On Wednesday, Kyle had reading days for BYU so we decided to do a family trip up to the Clark Planetarium in Salt Lake. It was tons of fun. I was probably more excited than anyone else but that's okay. Moms who like to learn new things are cool right?
She gets really big eyes when she is looking at something that makes her excited. Now that she has started to recognize that the camera won't do anything to her, she gets excited when it comes out.
After a show about Black Holes in the Dome Theater, Kyle and I had to take a break from learning stuff. I had a huge headache so we just strolled down the hall towards the bathroom and started taking some funky pictures of our heads. They seemed to turn out decent enough so I decided it was okay to post on here. (I'm one of those people that hate to get their picture taken if you couldn't tell.)

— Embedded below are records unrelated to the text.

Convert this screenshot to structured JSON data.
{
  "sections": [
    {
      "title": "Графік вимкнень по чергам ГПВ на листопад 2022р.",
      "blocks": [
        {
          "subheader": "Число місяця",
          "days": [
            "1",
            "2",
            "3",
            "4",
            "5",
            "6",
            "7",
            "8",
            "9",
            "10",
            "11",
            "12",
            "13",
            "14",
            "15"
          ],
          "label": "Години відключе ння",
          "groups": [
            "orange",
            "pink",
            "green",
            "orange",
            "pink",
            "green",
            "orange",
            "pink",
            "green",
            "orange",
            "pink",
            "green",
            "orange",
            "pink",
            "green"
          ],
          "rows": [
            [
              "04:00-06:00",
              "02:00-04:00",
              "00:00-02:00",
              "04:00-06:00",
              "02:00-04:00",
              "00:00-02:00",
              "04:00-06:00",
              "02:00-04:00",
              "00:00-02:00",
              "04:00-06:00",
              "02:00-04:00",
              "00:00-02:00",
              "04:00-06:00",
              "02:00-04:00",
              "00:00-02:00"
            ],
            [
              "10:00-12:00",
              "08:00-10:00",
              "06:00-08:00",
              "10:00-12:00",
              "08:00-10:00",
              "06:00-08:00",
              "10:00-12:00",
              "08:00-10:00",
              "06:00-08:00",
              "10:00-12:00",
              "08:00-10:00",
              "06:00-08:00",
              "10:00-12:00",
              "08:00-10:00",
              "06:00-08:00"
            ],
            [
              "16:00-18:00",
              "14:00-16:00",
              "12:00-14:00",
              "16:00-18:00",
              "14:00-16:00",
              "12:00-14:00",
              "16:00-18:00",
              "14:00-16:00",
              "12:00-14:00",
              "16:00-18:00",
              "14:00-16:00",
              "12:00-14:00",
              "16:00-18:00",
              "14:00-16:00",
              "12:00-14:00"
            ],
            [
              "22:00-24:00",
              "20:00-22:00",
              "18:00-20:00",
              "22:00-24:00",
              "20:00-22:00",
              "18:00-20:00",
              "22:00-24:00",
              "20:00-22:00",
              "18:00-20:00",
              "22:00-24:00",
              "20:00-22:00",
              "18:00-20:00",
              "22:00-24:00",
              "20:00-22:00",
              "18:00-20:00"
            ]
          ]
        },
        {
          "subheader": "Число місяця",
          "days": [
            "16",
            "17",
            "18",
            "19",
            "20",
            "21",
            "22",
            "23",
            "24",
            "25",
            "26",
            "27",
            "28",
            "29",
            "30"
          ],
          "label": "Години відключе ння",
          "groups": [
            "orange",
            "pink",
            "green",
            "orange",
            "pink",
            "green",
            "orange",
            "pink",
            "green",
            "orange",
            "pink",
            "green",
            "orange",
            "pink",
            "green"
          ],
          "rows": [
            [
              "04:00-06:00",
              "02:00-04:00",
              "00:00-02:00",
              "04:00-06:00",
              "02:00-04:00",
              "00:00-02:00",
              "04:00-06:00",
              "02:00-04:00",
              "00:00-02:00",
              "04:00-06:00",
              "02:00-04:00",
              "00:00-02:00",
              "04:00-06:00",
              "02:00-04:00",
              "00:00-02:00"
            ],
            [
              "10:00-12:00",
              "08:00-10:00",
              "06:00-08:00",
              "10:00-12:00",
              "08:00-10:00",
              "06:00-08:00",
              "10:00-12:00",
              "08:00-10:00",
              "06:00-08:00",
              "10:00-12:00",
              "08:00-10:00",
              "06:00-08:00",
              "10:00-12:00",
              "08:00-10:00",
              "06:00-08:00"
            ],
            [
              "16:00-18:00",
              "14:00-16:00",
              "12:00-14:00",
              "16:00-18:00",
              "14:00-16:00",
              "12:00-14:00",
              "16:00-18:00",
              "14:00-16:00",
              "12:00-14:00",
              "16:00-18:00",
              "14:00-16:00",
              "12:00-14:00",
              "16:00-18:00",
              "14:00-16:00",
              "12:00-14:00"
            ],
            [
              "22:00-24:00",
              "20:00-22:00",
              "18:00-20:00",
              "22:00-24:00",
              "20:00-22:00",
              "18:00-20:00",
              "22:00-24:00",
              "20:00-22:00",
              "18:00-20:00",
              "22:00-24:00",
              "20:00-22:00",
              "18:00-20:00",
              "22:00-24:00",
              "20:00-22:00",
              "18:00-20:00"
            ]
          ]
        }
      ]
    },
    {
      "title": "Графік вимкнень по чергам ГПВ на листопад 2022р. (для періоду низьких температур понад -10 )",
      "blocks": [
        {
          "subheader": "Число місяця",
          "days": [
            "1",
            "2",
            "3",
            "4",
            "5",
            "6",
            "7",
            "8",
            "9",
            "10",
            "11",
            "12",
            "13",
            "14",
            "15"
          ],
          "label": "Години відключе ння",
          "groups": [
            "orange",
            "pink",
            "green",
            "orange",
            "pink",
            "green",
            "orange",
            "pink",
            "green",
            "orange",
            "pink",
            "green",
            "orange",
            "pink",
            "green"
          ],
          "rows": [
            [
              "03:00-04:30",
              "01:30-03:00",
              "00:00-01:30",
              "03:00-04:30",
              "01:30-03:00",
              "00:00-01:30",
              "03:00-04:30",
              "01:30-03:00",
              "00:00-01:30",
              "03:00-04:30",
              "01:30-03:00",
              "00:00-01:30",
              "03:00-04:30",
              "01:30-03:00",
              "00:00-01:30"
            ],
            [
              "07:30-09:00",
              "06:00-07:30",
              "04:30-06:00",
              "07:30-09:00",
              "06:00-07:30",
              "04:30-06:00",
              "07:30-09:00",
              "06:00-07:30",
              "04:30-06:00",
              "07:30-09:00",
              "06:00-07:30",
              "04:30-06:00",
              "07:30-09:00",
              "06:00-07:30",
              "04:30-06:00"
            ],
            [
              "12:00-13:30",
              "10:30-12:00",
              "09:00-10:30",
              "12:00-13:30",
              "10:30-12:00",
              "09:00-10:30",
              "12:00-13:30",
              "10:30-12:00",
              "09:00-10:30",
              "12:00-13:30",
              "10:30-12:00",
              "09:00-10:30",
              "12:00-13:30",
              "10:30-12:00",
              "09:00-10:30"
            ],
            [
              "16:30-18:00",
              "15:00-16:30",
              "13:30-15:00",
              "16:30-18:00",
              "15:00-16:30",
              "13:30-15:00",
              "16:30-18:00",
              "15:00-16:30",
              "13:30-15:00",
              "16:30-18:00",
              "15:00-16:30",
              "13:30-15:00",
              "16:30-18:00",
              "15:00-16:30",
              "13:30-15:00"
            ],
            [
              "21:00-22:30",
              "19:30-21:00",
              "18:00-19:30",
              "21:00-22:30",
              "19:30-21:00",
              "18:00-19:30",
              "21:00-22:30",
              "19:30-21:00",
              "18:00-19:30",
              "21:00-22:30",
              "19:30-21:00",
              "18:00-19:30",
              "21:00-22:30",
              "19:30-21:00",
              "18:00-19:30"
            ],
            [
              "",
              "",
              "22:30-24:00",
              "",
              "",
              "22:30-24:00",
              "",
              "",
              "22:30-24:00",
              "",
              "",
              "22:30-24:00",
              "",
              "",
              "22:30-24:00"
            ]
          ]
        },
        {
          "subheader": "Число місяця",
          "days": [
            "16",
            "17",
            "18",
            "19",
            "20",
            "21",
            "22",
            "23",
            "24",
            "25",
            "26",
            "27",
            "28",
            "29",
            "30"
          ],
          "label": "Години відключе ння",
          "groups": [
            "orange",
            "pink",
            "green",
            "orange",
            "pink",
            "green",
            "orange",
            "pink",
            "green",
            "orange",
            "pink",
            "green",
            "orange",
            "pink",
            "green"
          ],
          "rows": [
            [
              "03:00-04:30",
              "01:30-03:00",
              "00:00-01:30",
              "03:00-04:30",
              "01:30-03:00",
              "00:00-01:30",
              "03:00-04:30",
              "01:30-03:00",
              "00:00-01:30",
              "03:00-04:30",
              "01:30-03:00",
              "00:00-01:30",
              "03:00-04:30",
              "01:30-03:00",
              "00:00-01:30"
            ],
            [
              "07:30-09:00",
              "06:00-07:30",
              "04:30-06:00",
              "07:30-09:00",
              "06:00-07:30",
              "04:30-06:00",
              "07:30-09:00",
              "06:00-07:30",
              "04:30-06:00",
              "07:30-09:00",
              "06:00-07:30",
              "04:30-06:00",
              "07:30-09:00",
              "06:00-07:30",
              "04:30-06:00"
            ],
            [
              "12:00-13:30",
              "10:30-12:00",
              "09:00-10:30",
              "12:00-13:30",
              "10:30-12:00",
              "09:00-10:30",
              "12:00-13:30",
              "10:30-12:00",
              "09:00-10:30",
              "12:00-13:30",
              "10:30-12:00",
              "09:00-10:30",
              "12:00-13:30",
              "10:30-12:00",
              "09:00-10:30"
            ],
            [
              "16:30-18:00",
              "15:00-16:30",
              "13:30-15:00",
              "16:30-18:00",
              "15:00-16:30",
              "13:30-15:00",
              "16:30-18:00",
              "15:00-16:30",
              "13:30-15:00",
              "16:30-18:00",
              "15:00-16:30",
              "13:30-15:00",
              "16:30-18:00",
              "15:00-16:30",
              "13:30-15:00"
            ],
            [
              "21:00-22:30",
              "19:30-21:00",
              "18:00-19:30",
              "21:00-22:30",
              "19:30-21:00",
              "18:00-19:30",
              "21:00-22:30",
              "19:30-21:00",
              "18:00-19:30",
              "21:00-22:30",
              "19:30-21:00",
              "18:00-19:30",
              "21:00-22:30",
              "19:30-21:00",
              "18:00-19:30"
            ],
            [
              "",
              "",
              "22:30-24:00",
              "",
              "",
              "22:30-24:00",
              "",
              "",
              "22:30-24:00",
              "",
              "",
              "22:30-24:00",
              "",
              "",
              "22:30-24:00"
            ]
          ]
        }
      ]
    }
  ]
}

There was this display of the first walk on the moon right outside the Dome Theater. Gabbie and I decided to walk in the footsteps on the display and truly "experience" some history.
My favorite thing in the planetarium was this station where you got to do a weather broadcast for KSL that projected on to the tv. Kyle had to get up there and try it out. He was goofing off and pretending like he actually knew what he was talking about. I ended up laughing a ton.
Kyle's trying to answer some questions about the planets for a quiz here. I got 100 % on level 1, then he missed a few on level 2 and was disappointed in himself. Those questions were way hard though; it was about stuff I had never even heard of before. There were signs with information about each planet but where is the fun in actually standing there to read them. It's way better to just guess.
The elevator was huge. It was large enough to stick a small compact car inside of it. Too bad we didn't have one...that would have been a fun activity.
Kyle had to say this about this picture...He wanted this as a separate post but since I'm doing it and he's writing a paper, this is as good as he gets...: "Who said women aren't from Mars?"
Kyle stood here and just watched as Foucault's Pendulum swung back and forth. He had to wait until it had knocked over one of the metal bars that was standing up. We learned that it takes about 32 hours for the pendulum to go all the way around and that it doesn't actually move. The Earth's rotating makes it swing back and forth. It doesn't do it on its own.
Right next to that there were some telescopes that we got to gaze through to find a small picture of Saturn in the far corner of the room. Here Kyle was looking into two simple lenses that were demonstrating how an image is seen in a telescope.